Ee şimdi, peki bunun otoriter modernleşme pratiklerinden, yöntemlerinden ne farkı var? Bir farkı var, çok daha vahşi uygulanıyor. Türkiye'nin doksan yıllık cumhuriyet tarihinin en keyfî, en vahşi otoriter yöntemlerinin uygulandığı dönemlerdeyiz. Ben sizin yerinizde olsam bu İç Tüzük değişikliğini yaparken özgürlükleri gözetirdim çünkü hepimizin -bu toplumun da, sizlerin de, AKP'nin de- tek kurtuluşu var, iyice yüklenen, enerjisi iyice artan fay hatlarından bu enerjiyi boşaltacak özgürlük ve demokrasi kanallarını açmak.

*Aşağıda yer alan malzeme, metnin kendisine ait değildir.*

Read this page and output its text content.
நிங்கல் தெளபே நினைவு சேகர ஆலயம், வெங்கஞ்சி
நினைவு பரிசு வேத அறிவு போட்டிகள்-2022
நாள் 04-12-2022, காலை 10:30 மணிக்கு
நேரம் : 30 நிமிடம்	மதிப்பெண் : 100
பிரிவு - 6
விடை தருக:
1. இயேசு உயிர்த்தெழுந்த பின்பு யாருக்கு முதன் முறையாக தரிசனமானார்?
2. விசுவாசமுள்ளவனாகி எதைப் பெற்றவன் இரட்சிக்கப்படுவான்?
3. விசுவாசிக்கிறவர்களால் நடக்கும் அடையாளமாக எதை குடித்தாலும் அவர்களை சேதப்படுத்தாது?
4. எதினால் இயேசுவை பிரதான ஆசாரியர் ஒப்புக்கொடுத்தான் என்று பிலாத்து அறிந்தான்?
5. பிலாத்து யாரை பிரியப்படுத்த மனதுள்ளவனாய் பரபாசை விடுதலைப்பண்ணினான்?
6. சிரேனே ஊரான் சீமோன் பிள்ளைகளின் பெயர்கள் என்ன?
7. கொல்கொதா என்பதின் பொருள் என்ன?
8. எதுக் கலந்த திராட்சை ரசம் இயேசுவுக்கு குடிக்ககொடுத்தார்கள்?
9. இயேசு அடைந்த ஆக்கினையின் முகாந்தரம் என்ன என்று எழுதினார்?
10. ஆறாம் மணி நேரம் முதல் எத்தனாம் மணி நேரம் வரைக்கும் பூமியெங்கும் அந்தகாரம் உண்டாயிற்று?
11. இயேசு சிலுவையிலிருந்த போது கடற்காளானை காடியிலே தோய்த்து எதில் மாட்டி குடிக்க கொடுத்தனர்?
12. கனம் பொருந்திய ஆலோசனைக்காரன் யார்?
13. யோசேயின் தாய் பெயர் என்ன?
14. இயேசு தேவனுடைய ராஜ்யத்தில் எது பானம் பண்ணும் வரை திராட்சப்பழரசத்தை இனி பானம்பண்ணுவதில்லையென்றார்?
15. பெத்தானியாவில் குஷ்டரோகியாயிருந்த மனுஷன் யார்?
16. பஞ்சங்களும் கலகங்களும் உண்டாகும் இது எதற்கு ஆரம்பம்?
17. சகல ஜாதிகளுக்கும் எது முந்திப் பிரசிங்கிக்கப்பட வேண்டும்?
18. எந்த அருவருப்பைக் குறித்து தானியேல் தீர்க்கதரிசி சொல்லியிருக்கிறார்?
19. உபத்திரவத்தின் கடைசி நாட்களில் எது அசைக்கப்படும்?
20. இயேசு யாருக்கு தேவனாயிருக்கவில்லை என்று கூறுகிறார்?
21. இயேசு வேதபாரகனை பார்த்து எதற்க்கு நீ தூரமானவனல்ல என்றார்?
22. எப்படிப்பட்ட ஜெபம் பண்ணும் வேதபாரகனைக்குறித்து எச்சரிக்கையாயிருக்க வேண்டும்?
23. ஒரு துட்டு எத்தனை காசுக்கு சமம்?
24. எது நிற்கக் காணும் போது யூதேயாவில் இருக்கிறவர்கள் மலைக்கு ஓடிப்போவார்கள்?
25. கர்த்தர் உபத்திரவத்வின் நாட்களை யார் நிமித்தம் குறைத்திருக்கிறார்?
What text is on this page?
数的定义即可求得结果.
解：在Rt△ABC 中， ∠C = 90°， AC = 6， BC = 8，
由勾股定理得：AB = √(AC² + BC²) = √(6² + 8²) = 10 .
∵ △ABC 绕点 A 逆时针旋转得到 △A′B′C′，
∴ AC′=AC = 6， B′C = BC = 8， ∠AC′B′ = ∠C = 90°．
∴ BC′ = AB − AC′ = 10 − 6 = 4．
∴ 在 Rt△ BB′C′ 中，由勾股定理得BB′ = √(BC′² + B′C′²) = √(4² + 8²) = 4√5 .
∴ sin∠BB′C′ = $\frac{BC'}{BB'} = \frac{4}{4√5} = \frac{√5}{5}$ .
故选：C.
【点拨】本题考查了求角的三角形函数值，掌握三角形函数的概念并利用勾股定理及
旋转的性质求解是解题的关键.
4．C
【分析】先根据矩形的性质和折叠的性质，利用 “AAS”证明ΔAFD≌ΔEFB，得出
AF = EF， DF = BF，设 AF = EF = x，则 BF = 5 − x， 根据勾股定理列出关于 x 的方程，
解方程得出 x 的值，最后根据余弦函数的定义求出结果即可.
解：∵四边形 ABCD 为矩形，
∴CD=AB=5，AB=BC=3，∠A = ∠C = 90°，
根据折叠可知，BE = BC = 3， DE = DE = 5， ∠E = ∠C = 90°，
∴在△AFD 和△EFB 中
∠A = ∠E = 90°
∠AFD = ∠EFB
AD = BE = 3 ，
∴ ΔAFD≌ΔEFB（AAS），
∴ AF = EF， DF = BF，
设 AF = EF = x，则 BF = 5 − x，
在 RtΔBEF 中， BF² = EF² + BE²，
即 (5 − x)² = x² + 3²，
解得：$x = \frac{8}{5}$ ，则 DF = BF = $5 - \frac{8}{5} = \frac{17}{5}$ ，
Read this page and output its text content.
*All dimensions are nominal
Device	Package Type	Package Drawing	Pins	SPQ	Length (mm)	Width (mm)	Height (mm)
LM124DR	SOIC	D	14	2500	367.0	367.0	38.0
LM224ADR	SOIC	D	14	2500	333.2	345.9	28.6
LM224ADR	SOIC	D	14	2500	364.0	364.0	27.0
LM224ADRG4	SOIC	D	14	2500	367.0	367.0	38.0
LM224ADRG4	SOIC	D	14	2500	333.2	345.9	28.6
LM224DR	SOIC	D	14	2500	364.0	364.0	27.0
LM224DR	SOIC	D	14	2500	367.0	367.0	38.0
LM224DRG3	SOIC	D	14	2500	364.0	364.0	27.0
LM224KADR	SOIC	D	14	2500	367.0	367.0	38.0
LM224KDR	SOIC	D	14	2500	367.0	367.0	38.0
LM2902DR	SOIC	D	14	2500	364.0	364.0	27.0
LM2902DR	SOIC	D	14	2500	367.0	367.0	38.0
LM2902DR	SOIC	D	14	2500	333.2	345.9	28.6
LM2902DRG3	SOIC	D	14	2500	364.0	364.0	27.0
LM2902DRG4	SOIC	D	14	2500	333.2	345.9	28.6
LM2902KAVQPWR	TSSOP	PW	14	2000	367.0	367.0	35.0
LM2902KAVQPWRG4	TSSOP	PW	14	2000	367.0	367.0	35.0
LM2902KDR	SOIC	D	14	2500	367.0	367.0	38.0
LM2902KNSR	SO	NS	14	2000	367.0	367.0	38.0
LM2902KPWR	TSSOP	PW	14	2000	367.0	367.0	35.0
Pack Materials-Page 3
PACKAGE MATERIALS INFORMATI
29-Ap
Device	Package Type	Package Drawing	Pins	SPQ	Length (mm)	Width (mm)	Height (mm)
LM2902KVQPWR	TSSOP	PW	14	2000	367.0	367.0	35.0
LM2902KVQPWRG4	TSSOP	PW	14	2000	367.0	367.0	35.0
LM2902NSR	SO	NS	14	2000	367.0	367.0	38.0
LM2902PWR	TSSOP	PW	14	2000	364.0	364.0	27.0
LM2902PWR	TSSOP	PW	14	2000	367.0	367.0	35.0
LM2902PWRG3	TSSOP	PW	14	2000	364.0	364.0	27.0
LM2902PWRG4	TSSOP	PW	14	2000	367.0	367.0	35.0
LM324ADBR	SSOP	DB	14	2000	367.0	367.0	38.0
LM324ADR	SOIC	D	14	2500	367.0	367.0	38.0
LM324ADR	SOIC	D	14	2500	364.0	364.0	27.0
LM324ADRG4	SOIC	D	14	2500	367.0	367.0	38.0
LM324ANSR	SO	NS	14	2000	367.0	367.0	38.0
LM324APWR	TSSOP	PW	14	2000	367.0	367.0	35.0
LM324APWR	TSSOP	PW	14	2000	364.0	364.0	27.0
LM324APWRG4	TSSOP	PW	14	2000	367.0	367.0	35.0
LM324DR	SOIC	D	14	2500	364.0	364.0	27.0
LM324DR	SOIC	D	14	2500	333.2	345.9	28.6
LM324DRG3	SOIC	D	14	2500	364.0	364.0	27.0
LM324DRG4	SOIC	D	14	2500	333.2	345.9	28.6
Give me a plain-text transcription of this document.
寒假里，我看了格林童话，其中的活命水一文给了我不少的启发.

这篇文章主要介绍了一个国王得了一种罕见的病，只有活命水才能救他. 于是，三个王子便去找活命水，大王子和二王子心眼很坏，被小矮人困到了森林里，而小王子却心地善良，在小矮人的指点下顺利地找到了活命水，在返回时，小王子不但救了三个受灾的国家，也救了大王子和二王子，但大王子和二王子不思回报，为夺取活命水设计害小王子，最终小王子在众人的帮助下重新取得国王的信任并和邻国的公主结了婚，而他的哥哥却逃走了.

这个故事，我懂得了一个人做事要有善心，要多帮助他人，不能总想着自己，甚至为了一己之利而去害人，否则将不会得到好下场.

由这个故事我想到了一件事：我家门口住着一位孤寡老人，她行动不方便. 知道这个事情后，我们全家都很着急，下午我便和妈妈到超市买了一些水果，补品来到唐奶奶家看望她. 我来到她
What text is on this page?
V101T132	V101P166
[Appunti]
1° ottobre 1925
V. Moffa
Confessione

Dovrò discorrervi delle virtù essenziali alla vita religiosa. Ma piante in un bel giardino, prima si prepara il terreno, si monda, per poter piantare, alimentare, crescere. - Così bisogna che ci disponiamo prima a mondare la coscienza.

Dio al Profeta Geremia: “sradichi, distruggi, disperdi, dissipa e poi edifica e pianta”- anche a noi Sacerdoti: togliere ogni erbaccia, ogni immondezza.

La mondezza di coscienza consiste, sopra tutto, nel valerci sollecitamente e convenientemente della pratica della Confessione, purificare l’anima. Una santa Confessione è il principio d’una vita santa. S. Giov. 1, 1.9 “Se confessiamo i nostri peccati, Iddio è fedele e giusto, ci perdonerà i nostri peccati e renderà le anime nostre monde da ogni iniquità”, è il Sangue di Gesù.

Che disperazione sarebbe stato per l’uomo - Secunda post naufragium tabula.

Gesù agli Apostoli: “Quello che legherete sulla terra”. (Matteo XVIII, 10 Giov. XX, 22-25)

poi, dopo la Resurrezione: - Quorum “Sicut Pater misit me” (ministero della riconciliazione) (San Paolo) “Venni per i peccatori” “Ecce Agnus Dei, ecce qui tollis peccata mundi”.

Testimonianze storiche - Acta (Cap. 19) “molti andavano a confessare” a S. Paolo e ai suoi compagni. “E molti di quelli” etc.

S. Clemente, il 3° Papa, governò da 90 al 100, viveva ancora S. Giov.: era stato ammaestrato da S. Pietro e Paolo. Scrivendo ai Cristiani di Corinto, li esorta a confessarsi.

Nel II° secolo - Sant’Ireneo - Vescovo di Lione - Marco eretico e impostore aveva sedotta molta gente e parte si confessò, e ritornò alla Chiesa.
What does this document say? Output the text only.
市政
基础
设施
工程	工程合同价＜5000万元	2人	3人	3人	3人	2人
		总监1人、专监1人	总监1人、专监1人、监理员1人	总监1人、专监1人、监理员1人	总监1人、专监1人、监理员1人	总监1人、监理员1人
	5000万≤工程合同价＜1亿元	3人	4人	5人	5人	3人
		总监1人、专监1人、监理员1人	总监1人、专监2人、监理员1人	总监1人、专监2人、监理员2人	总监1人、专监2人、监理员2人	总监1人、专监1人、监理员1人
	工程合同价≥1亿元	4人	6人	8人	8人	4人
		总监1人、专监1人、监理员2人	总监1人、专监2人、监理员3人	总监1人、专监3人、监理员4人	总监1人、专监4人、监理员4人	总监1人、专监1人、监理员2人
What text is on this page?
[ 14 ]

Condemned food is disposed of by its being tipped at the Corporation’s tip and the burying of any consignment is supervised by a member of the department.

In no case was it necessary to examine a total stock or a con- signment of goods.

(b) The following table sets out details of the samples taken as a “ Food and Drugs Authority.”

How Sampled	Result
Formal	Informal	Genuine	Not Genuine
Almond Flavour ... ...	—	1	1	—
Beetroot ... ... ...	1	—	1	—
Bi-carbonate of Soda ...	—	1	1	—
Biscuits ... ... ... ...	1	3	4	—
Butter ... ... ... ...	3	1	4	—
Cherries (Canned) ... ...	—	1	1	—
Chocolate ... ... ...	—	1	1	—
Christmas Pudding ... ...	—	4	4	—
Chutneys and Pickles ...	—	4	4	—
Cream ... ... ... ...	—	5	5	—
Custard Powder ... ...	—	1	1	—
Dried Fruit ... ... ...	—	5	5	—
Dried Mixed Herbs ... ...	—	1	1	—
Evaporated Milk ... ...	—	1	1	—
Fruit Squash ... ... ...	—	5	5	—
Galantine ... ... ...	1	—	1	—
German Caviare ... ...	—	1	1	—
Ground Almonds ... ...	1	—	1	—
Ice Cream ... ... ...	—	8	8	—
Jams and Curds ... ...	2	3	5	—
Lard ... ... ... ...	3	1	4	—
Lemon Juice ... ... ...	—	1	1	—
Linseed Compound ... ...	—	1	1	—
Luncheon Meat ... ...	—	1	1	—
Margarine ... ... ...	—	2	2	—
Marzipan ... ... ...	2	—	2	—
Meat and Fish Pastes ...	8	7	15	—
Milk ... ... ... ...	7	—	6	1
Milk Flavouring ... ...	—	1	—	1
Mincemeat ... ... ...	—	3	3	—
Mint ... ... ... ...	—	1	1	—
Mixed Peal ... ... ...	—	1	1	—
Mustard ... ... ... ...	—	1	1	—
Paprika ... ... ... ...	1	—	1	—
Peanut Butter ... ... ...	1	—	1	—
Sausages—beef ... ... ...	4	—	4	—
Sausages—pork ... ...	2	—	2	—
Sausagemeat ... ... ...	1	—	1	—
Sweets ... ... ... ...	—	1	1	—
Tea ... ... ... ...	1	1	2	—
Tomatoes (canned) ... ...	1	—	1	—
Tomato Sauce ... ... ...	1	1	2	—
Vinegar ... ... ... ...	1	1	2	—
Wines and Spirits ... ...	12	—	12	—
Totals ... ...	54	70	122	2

Şimdi başa dönerek bu konuşmamı bağlamaya çalışayım. Otoriter modernleşme pratiklerinde ısrar toplumsal fay hatlarını sürekli enerjiyle yükledi ve bu modelin en önemli ülkeleri olan Almanya'da da, Japonya'da da -başka örnekler de var- çok acı bir kırılmayla, çok büyük yıkımlar yaratan kırılmayla sona ermesinin temel sebebi de budur. Türkiye'yi böyle bir istikamete mecbur etmeyin. Hep birlikte bu yolun bütün toplum için, hatta ülkemiz için değil, çevremiz için de, sadece belli bir kesim için değil, en başta iktidardakiler için de çok ağır maliyetler doğuracağını, çok büyük yıkımlara sebep olabileceğini aklımızda tutalım. Yüklenen fay hatlarının ne zaman, nasıl kontrolden çıkacağını bilmek mümkün değil ama fay hatları yüklendikçe kontrolün kaybolma ihtimali çok çok yüksektir. Bunu söylediğimizde bazı arkadaşlar tehdit ya da şantaj olarak anlıyor. Hayır, ben bunları şimdi bu somut durum için değil sadece, geçmişte de farklı ülkelerin tecrübeleri için, Türkiye tarihinin çeşitli dönemleri için de söylemiş ve yazmış bir kişi olarak konuşuyorum. Bu maddeye ilişkin önerimiz özgürlükçülüktür, kıyafet sınırlaması ne burada ne başka yerde bulunmamalıdır. Burada özgürlükçü giyim de bu söylediğim çerçevede değerini tartmanızı, dikkate almanızı rica ediyorum, teşekkürler sunuyorum.